Ini Hukum Hormat Bendera Merah Putih


Pertanyaan

Assalamu ‘alaikum wr. wb.
Redaksi Bahtsul Masa’il NU Online yang saya cintai. Saya mendengar seorang ustadz mengharamkan penghormatan kepada bendera merah putih. Menurutnya, penghormatan kepada selain Allah SWT dapat membawa kemusyrikan. Hal ini juga dilakukan sebagian sekolah. Mereka tidak melakukan upacara bendera merah putih itu. Mohon penjelasannya, terima kasih. Wassalamu ‘alaikum wr. wb. (Nurdin/Sumedang)

Jawaban
Assalamu ’alaikum wr. wb.
Penanya yang budiman, semoga Allah selalu menurunkan rahmat-Nya kepada kita semua. Sebagai Muslim, kita diperintahkan untuk menjaga keyakinan kita dengan mengesakan Allah SWT. Karenanya kita diharamkan untuk melakukan segala bentuk praktik penyembahan kepada selain-Nya.

Adapun perihal penghormatan pada bendera dan simbol kenegaraan lainnya tidak bisa dianggap sebagai bentuk penyembahan kepada makhluk-Nya. Karena penghormatan kepada bendera atau simbol kenegaraan lainnya merupakan bentuk ungkapan rasa cinta dan ungkapan semangat menjaga tanah air.

Penghormatan terhadap bendera itu bukan karena zat bendera itu sendiri, tetapi lebih pada mengenang mereka yang berkorban untuk kedaulatan suatu tanah air. Jadi bentuk penghormatan kepada bendera sama sekali berbeda dengan penghormatan dalam arti penyembahan. Penghormatan bendera ini sama persisi dengan kita menghormati orang alim, orang saleh, orang tua, dan orang-orang yang ramah.
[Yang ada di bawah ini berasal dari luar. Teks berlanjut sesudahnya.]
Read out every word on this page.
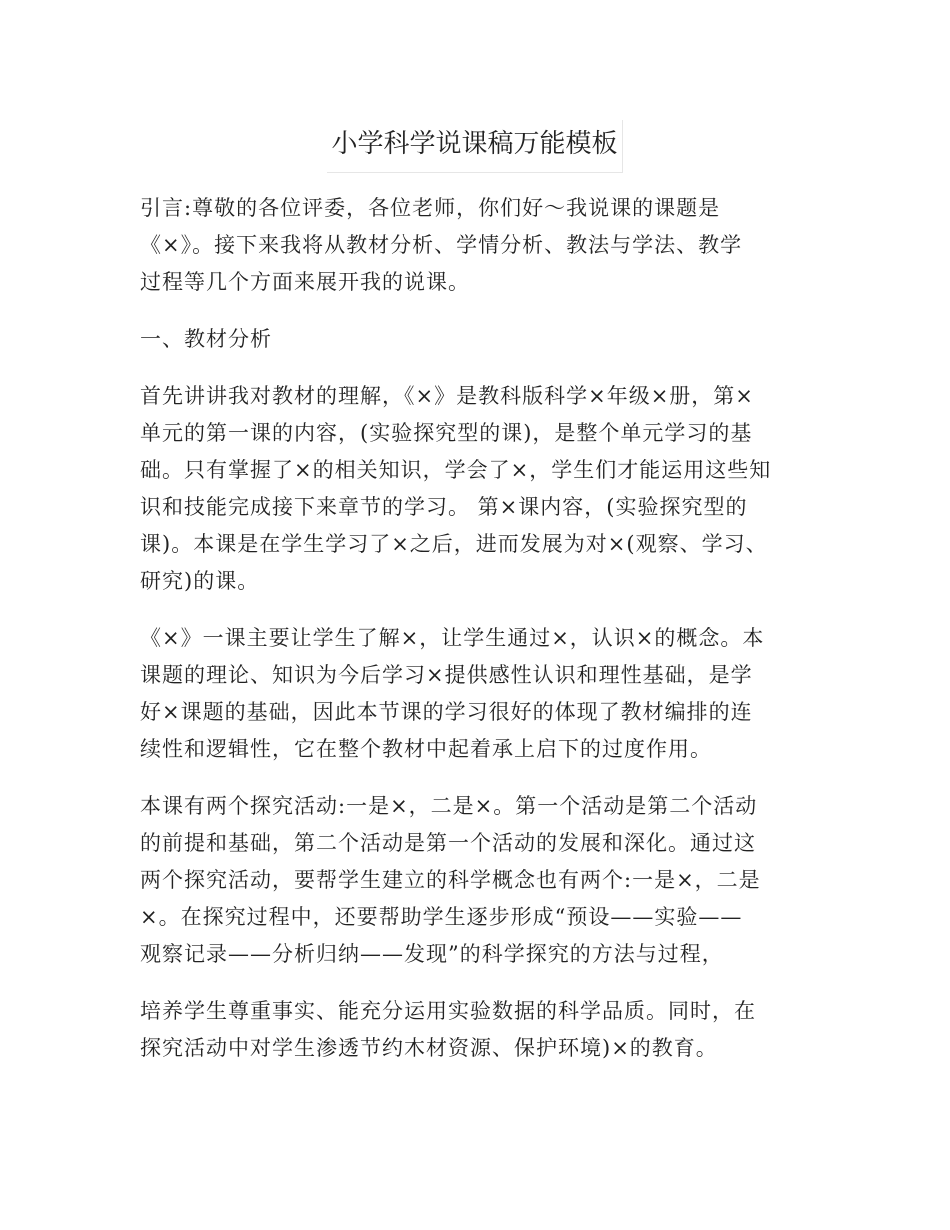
小学科学说课稿万能模板

引言:尊敬的各位评委，各位老师，你们好～我说课的课题是
《×》。接下来我将从教材分析、学情分析、教法与学法、教学
过程等几个方面来展开我的说课。

一、教材分析

首先讲讲我对教材的理解，《×》是教科版科学×年级×册，第×
单元的第一课的内容，(实验探究型的课)，是整个单元学习的基
础。只有掌握了×的相关知识，学会了×，学生们才能运用这些知
识和技能完成接下来章节的学习。 第×课内容，(实验探究型的
课)。本课是在学生学习了×之后，进而发展为对×(观察、学习、
研究)的课。

《×》一课主要让学生了解×，让学生通过×，认识×的概念。本
课题的理论、知识为今后学习×提供感性认识和理性基础，是学
好×课题的基础，因此本节课的学习很好的体现了教材编排的连
续性和逻辑性，它在整个教材中起着承上启下的过度作用。

本课有两个探究活动:一是×，二是×。第一个活动是第二个活动
的前提和基础，第二个活动是第一个活动的发展和深化。通过这
两个探究活动，要帮学生建立的科学概念也有两个:一是×，二是
×。在探究过程中，还要帮助学生逐步形成“预设——实验——
观察记录——分析归纳——发现”的科学探究的方法与过程，

培养学生尊重事实、能充分运用实验数据的科学品质。同时，在
探究活动中对学生渗透节约木材资源、保护环境)×的教育。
Untuk membangkitkan semangat berjuang, Rasulullah SAW sendiri menggunakan panji-panji di sejumlah peperangan. Berikut ini riwayat Anas bin Malik RA.

عن أنس بن مالك رضي الله عنه قال قال النبي صلى الله عليه وسلم أخذ الراية زيد فأصيب ثم أخذها جعفر فأصيب ثم أخذها عبد الله بن رواحة فأصيب وإن عيني رسول الله صلى الله عليه وسلم لتذرفان ثم أخذها خالد بن الوليد من غير إمرة ففتح له

Artinya, Dari Anas RA, ia berkata bahwa Rasulullah SAW menceritakan bagian dari perang Mu’tah, “Panji perang dipegang oleh Zaid, lalu ia gugur. Panji perang kemudian diambil alih oleh Ja‘far bin Abi Thalib, ia pun kemudian gugur. Panji diraih oleh Abdullah bin Rawahah, ia pun gugur [sampai di sini kedua mata Rasulullah SAW berlinang air mata, kata Anas]. Panji perang lalu diambil Khalid bin Walid dengan inisiatifnya. Ia maju menghantam pasukan musuh hingga mereka takluk di tangannya,” (HR Al-Bukhari).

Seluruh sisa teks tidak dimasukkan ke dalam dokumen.